HAMP, however, is widely criticized by foreclosure activists as ineffective. Because the White House has allowed banks to administer much of the program, critics say, many of the abuses -- such as those detailed by members of the Netroots panel -- have occurred under the HAMP program. Borrowers are frequently foreclosed on after being promised loan modifications from their banks, and have enormous difficulty communicating with banks that claim to lose tremendous volumes of paperwork.

Barofsky dedicated much of his time on the panel to deriding the settlement with some of the biggest mortgage operators.

"You have a settlement that is supposed to change behavior ... and how does it work? The taxpayer money flows from us toward them," Barofsky said, referring to Wall Street banks that process mortgages and foreclosures. "They're actually going to profit, they're going to recognize taxpayer-funded profit [from aspects of the settlement]."

Much of the $25 billion settlement figure, Barofsky said, will reward banks for activities they would ordinarily perform in the normal course of business. After evicting borrowers, banks sometimes are unable to resell their home, and bulldoze the property to curb their own losses. Under the settlement, the cost of bulldozing will count toward the $25 billion. Similarly, some states permit banks to seek unpaid loan balances from borrowers even after foreclosing on a home. In practice, banks almost never actually pursue such activities, as borrowers who lose their homes are usually broke. Nevertheless, any unpaid loan balances that banks do not pursue will count toward the $25 billion settlement total -- even though banks ordinarily wouldn't be seeking this money.

But Barofsky appeared most critical of the settlement's relationship with HAMP. Loans that are modified under HAMP will also count as part of the $25 billion settlement total. But HAMP is itself a taxpayer-financed program that already subsidizes banks for providing foreclosure relief, resulting in another indirect subsidy for big banks.

One of the $25 billion settlement's architects, New York Attorney General Eric Schneiderman, boasted about holding banks accountable during a Netroots speech on Thursday, but declined an invitation to participate in the foreclosure fraud panel, according to Dayen, the panel's moderator.
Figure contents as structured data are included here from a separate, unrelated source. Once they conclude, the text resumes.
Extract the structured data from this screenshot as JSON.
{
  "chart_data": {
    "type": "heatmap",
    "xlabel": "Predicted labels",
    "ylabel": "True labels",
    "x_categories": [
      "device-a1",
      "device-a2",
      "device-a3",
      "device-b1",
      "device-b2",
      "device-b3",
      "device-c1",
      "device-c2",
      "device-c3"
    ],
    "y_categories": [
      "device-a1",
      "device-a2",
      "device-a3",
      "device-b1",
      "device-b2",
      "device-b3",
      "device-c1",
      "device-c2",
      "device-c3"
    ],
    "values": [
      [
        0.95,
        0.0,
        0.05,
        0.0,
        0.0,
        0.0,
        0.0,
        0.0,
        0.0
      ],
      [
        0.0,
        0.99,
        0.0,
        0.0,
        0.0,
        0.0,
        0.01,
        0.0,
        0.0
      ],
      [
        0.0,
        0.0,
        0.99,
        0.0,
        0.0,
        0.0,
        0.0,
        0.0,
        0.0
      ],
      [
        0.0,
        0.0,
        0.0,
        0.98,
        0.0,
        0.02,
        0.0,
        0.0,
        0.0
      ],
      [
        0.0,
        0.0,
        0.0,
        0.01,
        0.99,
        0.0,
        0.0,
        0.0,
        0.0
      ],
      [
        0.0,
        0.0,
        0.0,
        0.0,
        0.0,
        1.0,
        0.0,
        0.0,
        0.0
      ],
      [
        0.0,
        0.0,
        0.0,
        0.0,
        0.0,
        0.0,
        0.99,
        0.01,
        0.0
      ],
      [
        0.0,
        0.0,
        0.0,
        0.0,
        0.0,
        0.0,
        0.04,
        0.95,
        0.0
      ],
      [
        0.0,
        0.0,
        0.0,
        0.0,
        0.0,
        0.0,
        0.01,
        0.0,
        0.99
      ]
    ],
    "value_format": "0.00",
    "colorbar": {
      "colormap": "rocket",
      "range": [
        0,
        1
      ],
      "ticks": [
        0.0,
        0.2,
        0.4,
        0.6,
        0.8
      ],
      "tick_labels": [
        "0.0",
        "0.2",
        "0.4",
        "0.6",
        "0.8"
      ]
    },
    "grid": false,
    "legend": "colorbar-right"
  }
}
White-collar crime lawyer Szymoniak and Chu, the Massachusetts activist, both bemoaned Obama's frequent invocation of "responsible" borrowers, arguing that this subjective focus on the moral integrity of borrowers ignores the rampant wrongdoing committed by the banking system both before and after the financial collapse. Chu emphasized that much of the legal architecture surrounding the mortgage system is rigged against middle-class and low-income homeowners, while providing breaks for wealthier borrowers.

"We live in an economic system where if you own two houses or a yacht, you can declare bankruptcy and save those with principal reduction. But if you've only got one house, you can't," Chu said. "So people find themselves in foreclosure through a whole set of factors beyond their own personal decisions."

The panelists generally appeared heartened by the media attention foreclosure fraud has received over the past two years. Nevertheless, Barofsky has little faith that Republican or Democratic politicians will do anything substantive to curb foreclosure abuses.

"We will be here in two years again, talking about this program, unless something radical changes. And I don't see how it's going to happen," Barofsky said. "So many people make so much goddamn money off of it, and that is what controls things in Washington."